Aujourd’hui, le camp désespère des autorités de Ramallah, en bout de course, incapables de négocier l’indépendance avec Israël comme de le protéger des raids de l’armée. Depuis un an, il est en état semi-insurrectionnel. Les soldats s’y sont trop fait voir. La misère excède. C’est dans ce lent naufrage que Raad Hazem a saisi un pistolet pour tuer trois Israéliens sur des terrasses bondées de Tel-Aviv, le 8 avril.
Raad était un garçon taiseux de 28 ans, religieux et conservateur, réputé intelligent, fils de militaire. Son père, Fathi, un vétéran des intifadas, officier palestinien entraîné par l’armée américaine en Jordanie durant les années 2010, a fini sa carrière colonel à deux étoiles et un aigle, numéro deux de la sécurité dans sa province. Aucun de ses cinq fils n’est particulièrement connu pour son militantisme. Raad a abandonné ses études avant l’université pour réparer les ordinateurs du quartier. Il s’est constitué de belles économies en investissant dans le bitcoin. Selon le renseignement israélien, il avait acheté son arme après un différend avec des voisins, pour défendre son épargne.
Résister « par tous les moyens »
La rue où réside sa famille, juchée sur les hauteurs du camp, est festonnée de drapeaux du Fatah. Un mouton isolé bêle sous un immense portrait du « martyr », qui tient en mains deux fusils M16. Le soir de l’attentat, la famille s’était réunie chez une tante de Raad. Vers 9 heures du soir, ils boivent le café et fument le narguilé lorsque la télévision annonce l’attaque.
« Nous avons reconnu Raad sur les premières images. Nous nous sommes demandé ce qu’il fichait à Tel-Aviv. Puis nous l’avons vu marcher sur le boulevard, une arme à la main », raconte son oncle, Amin, un géant barbu de 53 ans, chauffeur de taxi. Ils ont suivi jusqu’à minuit sa traque sur la chaîne qatarie Al-Jazira et à la télévision israélienne. « Puis il n’y a plus eu la moindre information, rien jusqu’à 6 heures, à l’annonce de sa mort. »
Devant la foule qui se presse sous leur balcon, le père de Raad prononce un discours rageur : il rend gloire à son fils et incite les jeunes du camp à suivre son exemple. « Fathi ne croyait plus à une solution négociée avec Israël, il était désabusé par l’Autorité palestinienne », raconte Jamal Hweel, un haut cadre du Fatah dans le camp, qu’Israël accuse d’inciter à la violence. Jamal Hweel affirme lui aussi que les Palestiniens ont le droit de résister « par tous les moyens » à l’occupant.

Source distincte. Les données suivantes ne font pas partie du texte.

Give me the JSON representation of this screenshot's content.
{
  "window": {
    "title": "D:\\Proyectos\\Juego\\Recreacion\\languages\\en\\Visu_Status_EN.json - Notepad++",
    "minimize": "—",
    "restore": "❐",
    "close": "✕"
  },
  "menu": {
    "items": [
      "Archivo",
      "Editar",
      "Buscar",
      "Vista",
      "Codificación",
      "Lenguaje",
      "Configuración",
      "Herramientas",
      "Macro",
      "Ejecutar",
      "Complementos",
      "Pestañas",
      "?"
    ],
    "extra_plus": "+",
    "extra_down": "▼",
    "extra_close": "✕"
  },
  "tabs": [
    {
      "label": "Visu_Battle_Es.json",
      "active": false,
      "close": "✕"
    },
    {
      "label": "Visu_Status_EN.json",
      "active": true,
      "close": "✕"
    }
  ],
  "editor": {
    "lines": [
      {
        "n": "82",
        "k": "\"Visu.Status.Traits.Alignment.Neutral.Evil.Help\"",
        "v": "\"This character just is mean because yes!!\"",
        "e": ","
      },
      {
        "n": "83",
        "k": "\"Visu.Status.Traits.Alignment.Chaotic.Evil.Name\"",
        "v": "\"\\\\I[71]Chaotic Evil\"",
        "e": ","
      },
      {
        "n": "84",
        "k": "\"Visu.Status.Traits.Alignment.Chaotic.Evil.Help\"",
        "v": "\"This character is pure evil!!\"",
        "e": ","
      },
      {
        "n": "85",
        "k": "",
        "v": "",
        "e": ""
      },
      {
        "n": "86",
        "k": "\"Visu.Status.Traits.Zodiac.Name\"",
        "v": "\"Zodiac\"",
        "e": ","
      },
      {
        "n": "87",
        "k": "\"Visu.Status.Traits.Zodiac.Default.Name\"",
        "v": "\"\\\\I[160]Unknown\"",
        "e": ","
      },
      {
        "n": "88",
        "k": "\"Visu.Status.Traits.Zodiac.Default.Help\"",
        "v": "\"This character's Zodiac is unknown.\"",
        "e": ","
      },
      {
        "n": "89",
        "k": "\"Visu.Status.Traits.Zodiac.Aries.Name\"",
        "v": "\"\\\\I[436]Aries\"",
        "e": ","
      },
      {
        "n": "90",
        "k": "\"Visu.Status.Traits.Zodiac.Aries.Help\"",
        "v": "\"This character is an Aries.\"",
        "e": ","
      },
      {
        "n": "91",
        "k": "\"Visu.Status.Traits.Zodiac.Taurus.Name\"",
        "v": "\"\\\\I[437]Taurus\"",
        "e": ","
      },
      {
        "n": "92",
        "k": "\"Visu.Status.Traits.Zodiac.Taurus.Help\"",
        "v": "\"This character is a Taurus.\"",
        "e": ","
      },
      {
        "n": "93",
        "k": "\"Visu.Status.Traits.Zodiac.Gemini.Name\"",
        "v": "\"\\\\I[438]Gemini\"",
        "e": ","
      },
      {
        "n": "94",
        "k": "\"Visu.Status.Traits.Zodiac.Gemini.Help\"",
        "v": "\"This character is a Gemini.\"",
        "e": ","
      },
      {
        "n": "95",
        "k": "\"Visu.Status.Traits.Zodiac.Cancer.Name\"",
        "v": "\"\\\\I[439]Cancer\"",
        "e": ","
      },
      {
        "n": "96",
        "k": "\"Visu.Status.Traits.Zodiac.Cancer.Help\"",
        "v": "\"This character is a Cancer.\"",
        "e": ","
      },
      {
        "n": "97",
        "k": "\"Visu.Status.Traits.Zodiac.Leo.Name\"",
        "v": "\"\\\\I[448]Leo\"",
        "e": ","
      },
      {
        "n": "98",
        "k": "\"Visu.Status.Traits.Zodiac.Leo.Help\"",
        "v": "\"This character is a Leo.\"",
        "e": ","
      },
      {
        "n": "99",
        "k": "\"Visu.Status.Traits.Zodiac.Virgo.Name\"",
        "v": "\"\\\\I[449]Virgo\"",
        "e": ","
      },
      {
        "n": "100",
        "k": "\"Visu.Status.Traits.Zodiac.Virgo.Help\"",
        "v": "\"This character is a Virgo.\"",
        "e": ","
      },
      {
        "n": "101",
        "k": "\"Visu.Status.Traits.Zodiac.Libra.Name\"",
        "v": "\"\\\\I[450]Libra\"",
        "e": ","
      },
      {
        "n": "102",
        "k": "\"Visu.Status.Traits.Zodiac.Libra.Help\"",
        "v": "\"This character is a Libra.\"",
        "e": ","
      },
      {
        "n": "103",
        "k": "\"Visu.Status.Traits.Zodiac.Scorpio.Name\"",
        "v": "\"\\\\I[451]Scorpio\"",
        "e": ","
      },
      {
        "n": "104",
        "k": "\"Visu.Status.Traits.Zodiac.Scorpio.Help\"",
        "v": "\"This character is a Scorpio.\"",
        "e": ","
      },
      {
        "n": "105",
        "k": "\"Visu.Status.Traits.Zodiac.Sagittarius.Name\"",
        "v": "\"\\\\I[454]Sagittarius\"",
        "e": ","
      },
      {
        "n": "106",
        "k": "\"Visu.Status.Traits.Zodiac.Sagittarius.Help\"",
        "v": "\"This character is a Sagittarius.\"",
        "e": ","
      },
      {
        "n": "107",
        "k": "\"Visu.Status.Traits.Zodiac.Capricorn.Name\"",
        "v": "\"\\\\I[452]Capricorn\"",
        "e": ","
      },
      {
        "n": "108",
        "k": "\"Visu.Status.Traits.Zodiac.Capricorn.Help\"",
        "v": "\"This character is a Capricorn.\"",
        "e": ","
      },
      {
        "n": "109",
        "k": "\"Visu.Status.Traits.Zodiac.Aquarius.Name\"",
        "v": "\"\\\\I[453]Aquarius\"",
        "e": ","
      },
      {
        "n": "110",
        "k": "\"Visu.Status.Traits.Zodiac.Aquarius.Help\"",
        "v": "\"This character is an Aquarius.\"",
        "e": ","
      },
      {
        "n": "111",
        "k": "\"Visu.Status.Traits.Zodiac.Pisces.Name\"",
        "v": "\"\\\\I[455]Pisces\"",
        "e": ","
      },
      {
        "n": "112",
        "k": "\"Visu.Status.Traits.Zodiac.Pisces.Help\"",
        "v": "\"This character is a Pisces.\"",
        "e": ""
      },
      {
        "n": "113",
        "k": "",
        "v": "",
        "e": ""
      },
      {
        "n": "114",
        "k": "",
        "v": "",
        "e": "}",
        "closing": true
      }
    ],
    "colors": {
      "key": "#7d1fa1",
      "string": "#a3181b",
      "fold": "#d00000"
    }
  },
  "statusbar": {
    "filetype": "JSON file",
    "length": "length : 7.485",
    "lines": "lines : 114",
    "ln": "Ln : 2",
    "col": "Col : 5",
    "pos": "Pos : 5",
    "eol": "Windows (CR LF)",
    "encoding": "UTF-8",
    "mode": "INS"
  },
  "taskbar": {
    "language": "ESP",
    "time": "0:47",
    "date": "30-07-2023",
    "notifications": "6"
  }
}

« On ne se rendra pas aux Israéliens »
Ces dernières années, Fathi Hazem avait acheté une ferme dans la plaine agricole de Jénine, où il élevait des moutons. « Il a tenté de convaincre ses fils de le suivre. Mais ils étaient trop âgés, ils se sont accrochés au camp et lui s’est retiré seul du monde », raconte son frère, Amin. Le retraité est désormais en cavale. Il refuse de se présenter au renseignement israélien. Il exige qu’on lui rende d’abord le corps de son fils.
« On ne se rendra pas aux Israéliens, je n’ai rien à leur dire », tranche l’un de ses cadets, Hamam, 20 ans. Ce jeune homme frêle a les traits tirés, il ne reste pas au même endroit plus de deux heures. Dimanche, il a échappé de justesse à des soldats israéliens. Il roulait en voiture avec sa mère et son frère de 6 ans, dit-il. Sur le coffre du véhicule, couvert de portraits de Raad, Hamam montre deux impacts de balles. L’une d’elles a traversé le cric.
Dans la poursuite, les soldats ont abattu un adolescent de 17 ans, Mohammed Zakarna. Depuis le 22 mars, onze Palestiniens, dont des assaillants, ont été tués par l’armée. La mort d’une veuve de Bethléem suscite une indignation particulière. Ghada Sabatine, mère de six enfants, a été tuée par des soldats alors qu’elle marchait vers eux « de façon suspecte ».